That he did not consider himself a painter is further shown by his utter disregard for colour, so apparent in his earlier paintings, such as the Holy Family. But in the Sistine Chapel he ceases to regard perfection of form as all sufficient, and the sculptor suddenly becomes the greatest colour-painter of any age. For in these stupendous frescoes, remarkable for their imposing, yet extremely simple colour scheme, Michelangelo has succeeded in making colour serve a higher purpose than that of merely clothing his inspiration with beautiful tints. Colour is no longer an accessory, but an integral factor as important as the mighty figures, the inner meaning of which it helps to bear out, and the result of as much thought and care. In no other work of art has such perfect harmony of form and colour ever been attained.

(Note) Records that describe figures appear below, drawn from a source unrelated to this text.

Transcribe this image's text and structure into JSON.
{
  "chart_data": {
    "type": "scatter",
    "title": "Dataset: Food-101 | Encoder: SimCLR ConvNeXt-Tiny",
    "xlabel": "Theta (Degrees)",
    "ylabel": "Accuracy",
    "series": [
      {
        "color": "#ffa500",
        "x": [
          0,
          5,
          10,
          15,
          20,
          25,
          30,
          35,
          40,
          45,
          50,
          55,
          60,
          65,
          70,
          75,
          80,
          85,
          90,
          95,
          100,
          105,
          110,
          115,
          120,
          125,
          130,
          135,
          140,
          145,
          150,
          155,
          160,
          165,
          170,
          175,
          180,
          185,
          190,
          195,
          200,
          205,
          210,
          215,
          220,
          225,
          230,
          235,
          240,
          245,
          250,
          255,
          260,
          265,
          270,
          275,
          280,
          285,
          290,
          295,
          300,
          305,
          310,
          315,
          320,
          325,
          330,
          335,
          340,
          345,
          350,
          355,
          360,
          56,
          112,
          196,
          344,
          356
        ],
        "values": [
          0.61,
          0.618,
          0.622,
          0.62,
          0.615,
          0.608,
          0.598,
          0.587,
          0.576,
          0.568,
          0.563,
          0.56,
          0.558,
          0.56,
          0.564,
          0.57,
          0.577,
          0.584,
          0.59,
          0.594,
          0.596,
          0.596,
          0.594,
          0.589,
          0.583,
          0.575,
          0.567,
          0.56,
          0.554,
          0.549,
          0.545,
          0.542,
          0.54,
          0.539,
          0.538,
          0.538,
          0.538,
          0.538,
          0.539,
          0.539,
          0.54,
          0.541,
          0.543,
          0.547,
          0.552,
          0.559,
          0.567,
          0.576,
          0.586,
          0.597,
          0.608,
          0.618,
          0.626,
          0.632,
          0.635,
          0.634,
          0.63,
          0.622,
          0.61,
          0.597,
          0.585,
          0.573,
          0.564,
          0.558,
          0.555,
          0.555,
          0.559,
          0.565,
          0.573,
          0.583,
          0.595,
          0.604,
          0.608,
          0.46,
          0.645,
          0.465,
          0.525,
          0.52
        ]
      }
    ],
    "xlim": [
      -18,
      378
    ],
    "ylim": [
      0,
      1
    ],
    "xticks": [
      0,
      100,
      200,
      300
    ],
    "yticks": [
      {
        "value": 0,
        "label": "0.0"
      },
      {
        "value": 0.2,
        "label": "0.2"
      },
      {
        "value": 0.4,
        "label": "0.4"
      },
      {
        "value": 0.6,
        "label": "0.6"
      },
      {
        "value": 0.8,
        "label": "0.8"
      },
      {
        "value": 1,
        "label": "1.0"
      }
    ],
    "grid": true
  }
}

Michelangelo was so entirely absorbed in his art, to the exclusion of every other thought or passion, that it is possible to trace in his works not only the gradual development of his genius, but also the vicissitudes of his long and stormy career. Of his youthful works only two, the bas-relief of the Madonna and Child in the Buonarroti Collection and the St. John in the Berlin Museum, bear evident traces of Donatello's influence; in the Battle of the Centaurs and Lapithae the young artist already asserts his powerful individuality, and the Bacchus shows how thoroughly he had become imbued with the spirit of antique art. It was not until he carved the deeply religious group of the Pietà that he revealed his spiritual personality, while in the David we are first confronted with that terribilita which is the most striking characteristic of his subsequent works. All Michelangelo's masterpieces, whether of sculpture or painting, are instinct with power and strength, like combatants in some fierce, mysterious battle; but whereas the youthful David appears to breathe forth a triumphant defiance, his later conceptions, such as the brooding athletes of the Sistine Chapel, the Louvre captives writhing in their bonds, the sombre giants of the Medicean tombs, and the terror-stricken figures of the Last Judgment, appear to be weighed down and overshadowed by the consciousness of inevitable doom. What was formerly a brave, fearless fight becomes a hopeless struggle of Titans against Fate.

Sublimity of conception, grandeur of form, and breadth of manner are the elements of Michelangelo's style. As painter, as sculptor, as architect he attempted—and above any other man succeeded—to unite magnificence of plan and endless variety of subordinate parts with the utmost simplicity and breadth.

His line is uniformly grand; character and beauty are admitted only as far as they can be made subservient to grandeur. The child, the female, even meanness and deformity, are by him indiscriminately stamped with grandeur. A beggar rises from his hand the patriarch of poverty; the hump of his dwarf is impressed with dignity; his women are moulds of generations; his infants teem with the man; his men are a race of giants. In that sublime circle of the Sistine Chapel which exhibits the origin, the progress and the final dispensations of theocracy, he may be regarded as the inventor of Epic painting.

Among the glorious titles which have borne the name of Michelangelo to so high a pitch of celebrity, the least popular is that derived from the composition of his poetical works. The best judges, however, regard these productions with profound esteem. For Michelangelo lived during the "golden age" of the Lingua Toscana, and among the poets who filled the interval between the publication of the Orlando and that of the Aminta—first, in order of date, of the poems of Torquato Tasso—not one has raised himself above, nor, perhaps, to the level of Michelangelo.

Michelangelo's architectural works reveal the same characteristics which excite our admiration when contemplating his paintings or his marbles, namely, simplicity and grandeur. Although he always protested that architecture, like painting, was not his profession, he stood head and shoulders above Bramante or any other architect of his time, and the majestic cupola of the greatest temple in Christendom is a sufficient proof of his genius.

Although Michelangelo left no school in the narrower sense of the word, his influence upon art, and, what is even more important, on the minds of men, has undoubtedly been greater than that of any other master, and successive generations will agree with an illustrious contemporary, Ariosto, in proclaiming him

Michel, più che mortal, Angel divino.